「今年の花火」

 今は夏休みの季節である。政治も、何も、フランスの全てが、8月15日を中心に夏休みである。観光客のための食事や、最低の必要を除いて、みんな休んでしまう。郵便局だって、8月中は午後の半日しか開かない。沢山の人が交通手段を使って移動する。南に行くハイウエーは、バカンスの始まりの日は1000キロの交通渋滞、ノロノロ運転で車が詰まってしまっていると報道される。つまり東京から下関くらいまで、炎天下にノロノロ運転を繰り返し、田舎、海岸、山に行き、そして又、夏休みの終わりの週は、パリに向けて逆向きに繰り返される。それでは飛行機でと思うと、必ず航空会社や空港の職員は、人が夏休みに一番移動をする日を選んで、ストライキ宣言をする。毎年恒例である。この日に沢山人を運んで利益を上げておかねばと思うのは日本人だが、経営陣に一番パンチが効くからと、働く側は考えるのである。もう年金暮らしだし、自由なのだから、みんな出払って静かなパリで、ゆとりを満喫と考える仲間が現れても不思議ではない。

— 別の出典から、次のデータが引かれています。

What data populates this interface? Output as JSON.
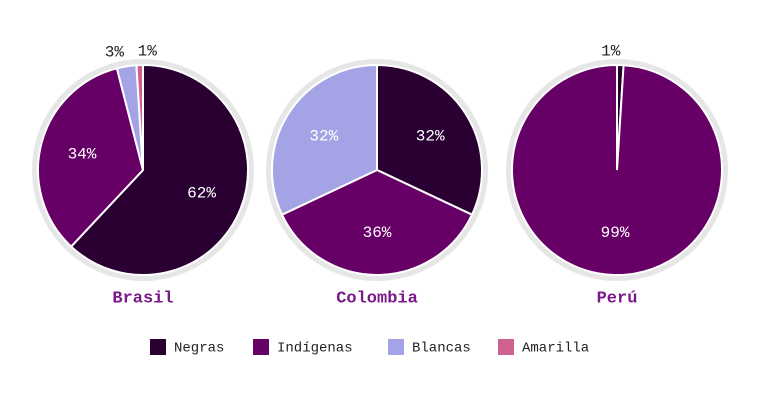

皆は冬に備えて体を陽に焼き、太陽を求めて南に行くのであって、緯度の高い北の町パリは、避暑地なみの気温なのである。街路樹の緑や、公園、広場が多く、走る車も少なくなって、快適な町の一言。自由業の人など、日常の雑務に煩わされず、他人のバカンスにも行かないでと、不審な目と体裁を気にしなければ、大変に自分の仕事が捗る、そんな葉月である。